Einfach ein cooler Typ. Unten in der Halle ist T-Shirt-Wetter und oben auf der Bühne rockt Frontman Jim Kerr im Kurzmantel und mit Schal um den Hals. Dabei ist er es, der einheizt. Er wirbelt sein Mikrofon wie ein Lasso durch die Luft und lässt es danach locker über die Schulter fallen. Da unten ist keiner mehr, den er einfangen müsste. Das haben Kerr und die Schotten-Pop-Rocker von "Simple Minds" schon vor Jahrzehnten getan. Auf ihrer Greatest-Hits-Tour-2014 machten sie am Donnerstagabend Station in Göppingen und für 1500 Fans die Werfthalle zum Rockpalast. Musikgeschichte haben die "Simple Minds" (einfache Gedanken) geschrieben. In wechselnder Besetzung. Von jenen "Simple Minds", die 1978 zum ersten Mal auf eine Bühne traten, sind Jim Kerr und sein Schulfreund, der Gitarrist Charlie Burchill, übrig geblieben. Mittlerweile und aktuell sind Mel Gaynor (Schlagzeug), der Keyboarder Andy Gillespie, Ged Grimes (Bass) und die schwarze Sängerin Sarah Brown mit dabei. Den Namen der Band hatten sie seinerzeit aus einer Textzeile von David Bowie "geklaut", ihre Songs aber selber gemacht.
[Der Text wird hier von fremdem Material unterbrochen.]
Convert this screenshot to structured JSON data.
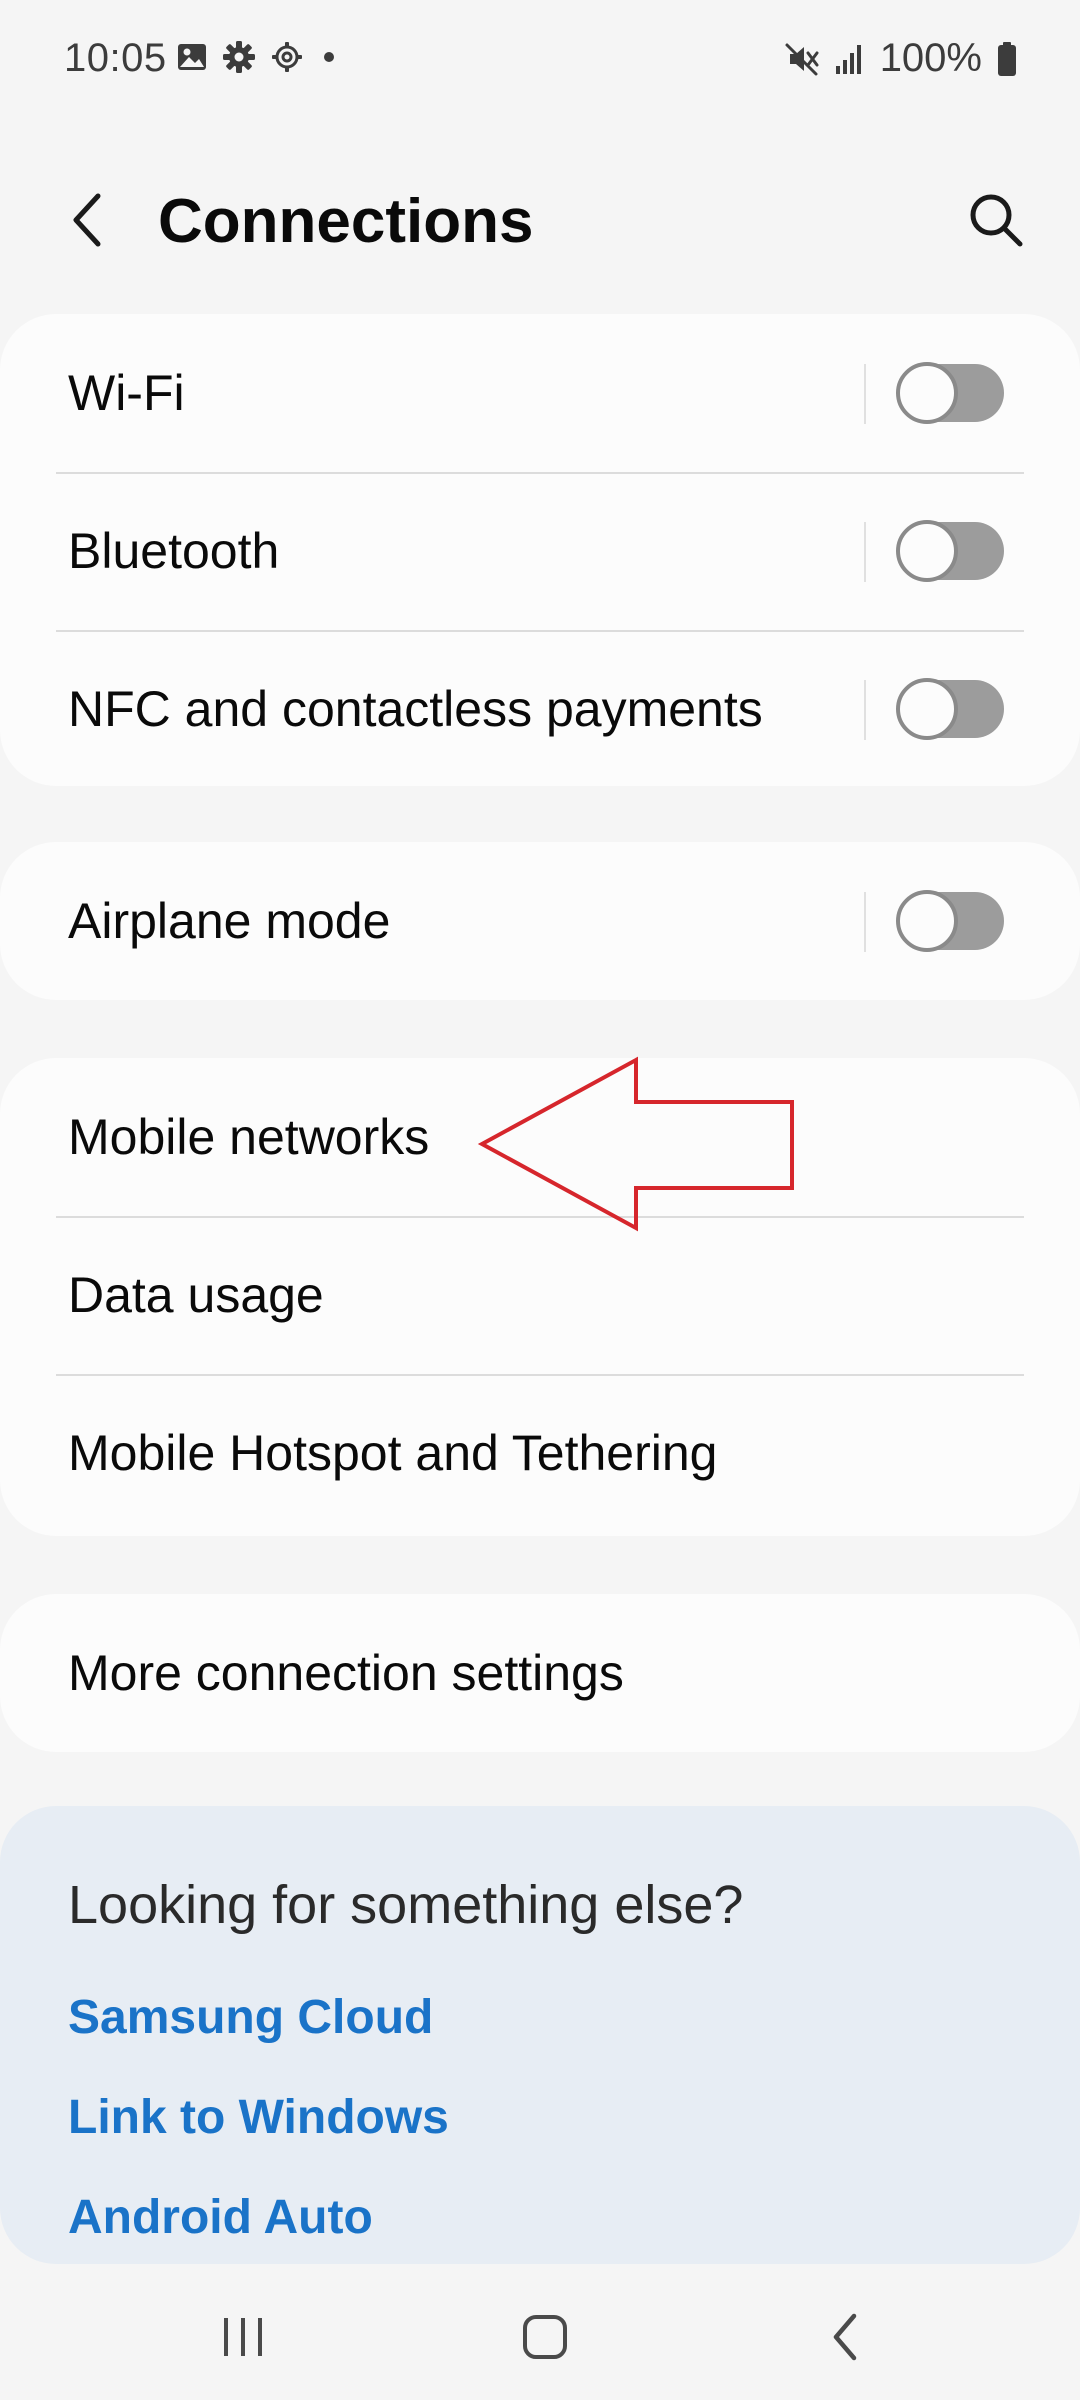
{
  "status_bar": {
    "time": "10:05",
    "left_icons": [
      "gallery-icon",
      "gear-icon",
      "gear-outline-icon",
      "dot-icon"
    ],
    "right_icons": [
      "mute-icon",
      "signal-icon",
      "battery-icon"
    ],
    "battery_percent": "100%"
  },
  "header": {
    "title": "Connections",
    "back_icon": "back-arrow-icon",
    "search_icon": "search-icon"
  },
  "groups": [
    {
      "items": [
        {
          "label": "Wi-Fi",
          "toggle": false
        },
        {
          "label": "Bluetooth",
          "toggle": false
        },
        {
          "label": "NFC and contactless payments",
          "toggle": false
        }
      ]
    },
    {
      "items": [
        {
          "label": "Airplane mode",
          "toggle": false
        }
      ]
    },
    {
      "items": [
        {
          "label": "Mobile networks"
        },
        {
          "label": "Data usage"
        },
        {
          "label": "Mobile Hotspot and Tethering"
        }
      ]
    },
    {
      "items": [
        {
          "label": "More connection settings"
        }
      ]
    }
  ],
  "suggestions": {
    "title": "Looking for something else?",
    "links": [
      "Samsung Cloud",
      "Link to Windows",
      "Android Auto"
    ]
  },
  "nav_bar": {
    "icons": [
      "recents-icon",
      "home-icon",
      "back-icon"
    ]
  },
  "colors": {
    "background": "#f5f5f5",
    "card": "#fcfcfc",
    "link": "#1a73c8",
    "annotation": "#d6262c",
    "help_card": "#e7edf4"
  }
}
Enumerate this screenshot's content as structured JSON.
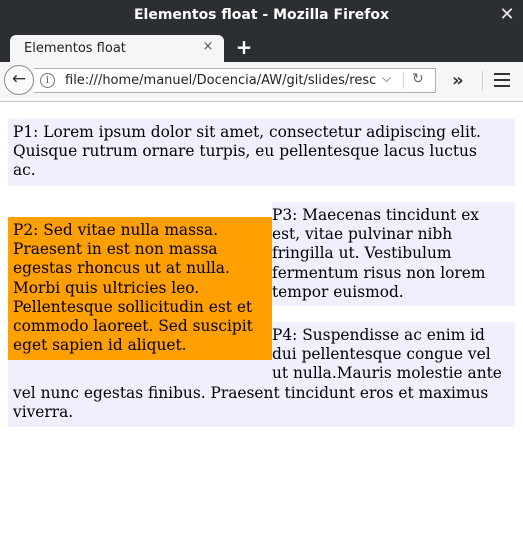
{
  "window": {
    "title": "Elementos float - Mozilla Firefox",
    "close_glyph": "✕"
  },
  "tabs": [
    {
      "label": "Elementos float",
      "close_glyph": "×"
    }
  ],
  "new_tab_glyph": "+",
  "navbar": {
    "back_glyph": "←",
    "info_glyph": "i",
    "url": "file:///home/manuel/Docencia/AW/git/slides/resc",
    "dropdown_glyph": "⌵",
    "reload_glyph": "↻",
    "overflow_glyph": "»"
  },
  "icons": [
    "back-arrow-icon",
    "info-icon",
    "dropdown-icon",
    "reload-icon",
    "overflow-icon",
    "hamburger-menu-icon"
  ],
  "colors": {
    "titlebar": "#2b2e33",
    "paragraph_bg": "#efeffd",
    "floated_bg": "#ff9f00"
  },
  "content": {
    "p1_lines": [
      "P1: Lorem ipsum dolor sit amet, consectetur adipiscing elit.",
      "Quisque rutrum ornare turpis, eu pellentesque lacus luctus",
      "ac."
    ],
    "p2_lines": [
      "P2: Sed vitae nulla massa.",
      "Praesent in est non massa",
      "egestas rhoncus ut at nulla.",
      "Morbi quis ultricies leo.",
      "Pellentesque sollicitudin est et",
      "commodo laoreet. Sed suscipit",
      "eget sapien id aliquet."
    ],
    "p3_lines": [
      "P3: Maecenas tincidunt ex",
      "est, vitae pulvinar nibh",
      "fringilla ut. Vestibulum",
      "fermentum risus non lorem",
      "tempor euismod."
    ],
    "p4_lines_right": [
      "P4: Suspendisse ac enim id",
      "dui pellentesque congue vel",
      "ut nulla.Mauris molestie ante"
    ],
    "p4_lines_full": [
      "vel nunc egestas finibus. Praesent tincidunt eros et maximus",
      "viverra."
    ]
  }
}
"Simple Minds" kommen ohne Vorgruppe aus. Es braucht kein Anheizen in Göppingen. Kerr hat nach wie vor ein besonderes Charisma. Auch noch mit 54. Bereits nach dem zweiten Song "Waterfront" (1984) sind die Fans da, ihre klatschenden Hände in der Luft. Im Rockpalast Werfthalle macht sich auf Abruf Top-Feeling breit. Eine lichterorgelnde Flutlichtwand im Background setzt die Band geradezu magisch in Szene und verblendet die Fans. Der Bass wabert ein wenig zu heftig und mitunter überlagert "the incredible" Mel Gaynor am Schlagzeug Kerrs und Sarah Browns rockige Stimmen zu sehr. Die Stimmung freilich ist durchgängig top. "Once Upon a Time", der Hit aus dem Jahre 1985, stammt aus einer Zeit, als sich die "Simple Minds" politisch zu engagieren begannen. Für Frieden in Nordirland, für Nelson Mandela und gegen die Apartheid oder ein hungerndes Afrika. Mit "Promised you a Miracle" und "Glittering Prize" brachten sie erste internationale Erfolge zustande.

Nach einer Stunde ist Pause. Kerr hat seinen braunen Schal längst schon aufgeweicht. Er bleibt nicht ohne. Der nach der Pause ist grau. Dann darf die rassige Sarah Brown solo ran. Gaynors Schlagzeug ist noch immer zu laut. Schade eigentlich, aber Gaynor ist tatsächlich incredible (unglaublich) gut. Was soll man noch über Charlie Burchill sagen. Der Vegetarier und katholische Celtic-Glasgow-Anhänger hat die E-Gitarre seit Jahren brillant verinnerlicht. Bei den "Minds" ist er als Komponist und Produzent ohnehin nicht wegzudenken. "Someone somewehre in summertime", "Shes a river" oder "Love song" sind der Reihe nach die größten Hits der Gruppe. Nach zwei Stunden ist es endlich soweit. Auf knapp 20 Hits folgt der Superhit, den alle kennen, den Kerr zuerst singt und dann den Refrain von den 1500 singen lässt. "Dont you forget about me" ("Vergiss mich nicht"). Keine Sorge Jim. Das tut keiner in der Werfthalle. Kerr bedankt sich auf Deutsch: "Wunderbar - superklar!" Den grauen Schal ergattert ein Fan in Reichweite zu ihm unmittelbar vor der Bühne. Noch immer tänzelt Kerr in vorderster Linie. Seine letzte Zugabe ist "Alive and kicking" ("Lebendig und stark"). Irgendwie symptomatisch für die "Simple Minds".